There are some limitations to the current study. First, dyspnea might be associated with differences in temperature, which were not evaluated in this analysis. Therefore, data in winter, during which temperature differences might have affected the incidence of dyspnea to a large extent, were excluded, and patients were enrolled during the spring to summer season. Second, the groups were not well matched with regard to the ejection fraction. Notably, a lower ejection fraction, which might be associated with a higher frequency of dyspnea, was more frequent in the low-altitude centers. Therefore, a potentially large effect appeared to have been diluted.
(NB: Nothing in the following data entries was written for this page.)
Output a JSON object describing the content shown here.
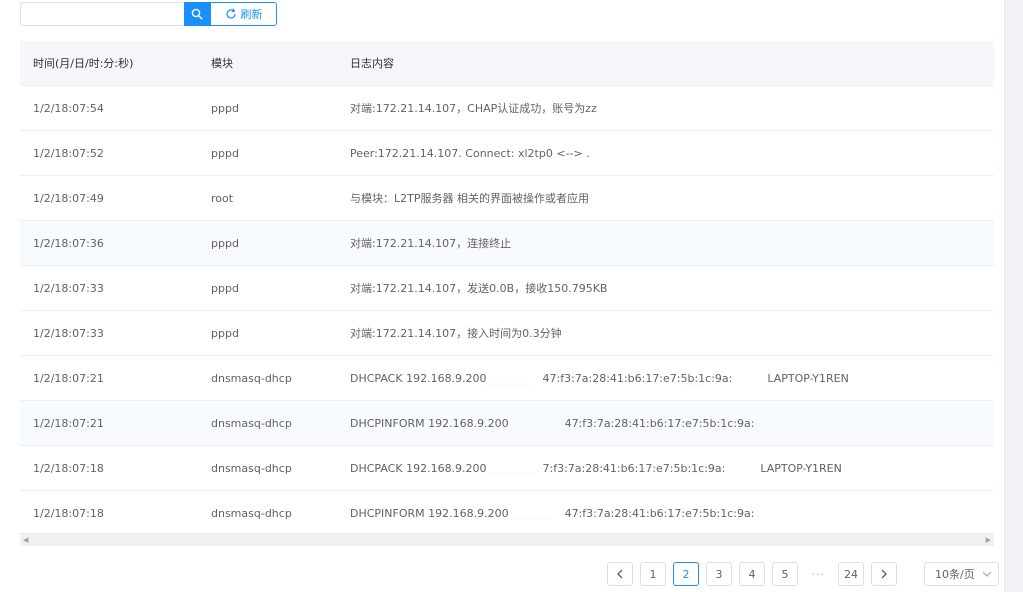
{
  "toolbar": {
    "search_value": "",
    "refresh_label": "刷新"
  },
  "table": {
    "headers": [
      "时间(月/日/时:分:秒)",
      "模块",
      "日志内容"
    ],
    "rows": [
      {
        "time": "1/2/18:07:54",
        "module": "pppd",
        "content": "对端:172.21.14.107，CHAP认证成功，账号为zz"
      },
      {
        "time": "1/2/18:07:52",
        "module": "pppd",
        "content": "Peer:172.21.14.107. Connect: xl2tp0 <--> ."
      },
      {
        "time": "1/2/18:07:49",
        "module": "root",
        "content": "与模块：L2TP服务器 相关的界面被操作或者应用"
      },
      {
        "time": "1/2/18:07:36",
        "module": "pppd",
        "content": "对端:172.21.14.107，连接终止"
      },
      {
        "time": "1/2/18:07:33",
        "module": "pppd",
        "content": "对端:172.21.14.107，发送0.0B，接收150.795KB"
      },
      {
        "time": "1/2/18:07:33",
        "module": "pppd",
        "content": "对端:172.21.14.107，接入时间为0.3分钟"
      },
      {
        "time": "1/2/18:07:21",
        "module": "dnsmasq-dhcp",
        "content": "DHCPACK 192.168.9.200                47:f3:7a:28:41:b6:17:e7:5b:1c:9a:          LAPTOP-Y1REN"
      },
      {
        "time": "1/2/18:07:21",
        "module": "dnsmasq-dhcp",
        "content": "DHCPINFORM 192.168.9.200                47:f3:7a:28:41:b6:17:e7:5b:1c:9a:"
      },
      {
        "time": "1/2/18:07:18",
        "module": "dnsmasq-dhcp",
        "content": "DHCPACK 192.168.9.200                7:f3:7a:28:41:b6:17:e7:5b:1c:9a:          LAPTOP-Y1REN"
      },
      {
        "time": "1/2/18:07:18",
        "module": "dnsmasq-dhcp",
        "content": "DHCPINFORM 192.168.9.200                47:f3:7a:28:41:b6:17:e7:5b:1c:9a:"
      }
    ]
  },
  "pagination": {
    "pages": [
      "1",
      "2",
      "3",
      "4",
      "5"
    ],
    "current": "2",
    "ellipsis": "···",
    "last": "24",
    "page_size": "10条/页"
  },
  "colors": {
    "accent": "#1890ff",
    "header_bg": "#f5f7fa",
    "border": "#ebeef5"
  },
  "icons": [
    "search-icon",
    "refresh-icon",
    "chevron-left-icon",
    "chevron-right-icon",
    "chevron-down-icon"
  ]
}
Third, the lack of a control group using other antiaggregant agents is another limitation to our study.
In conclusion, our study suggests that the incidence of ticagrelor-associated dyspnea becomes more frequent with an increase in altitude. Therefore, physicians should consider this difference when attempting to treat dyspnea in patients with ACS. In future studies, different altitude levels need to be evaluated, and the precise altitude where ticagrelor-induced dyspnea develops needs to be determined.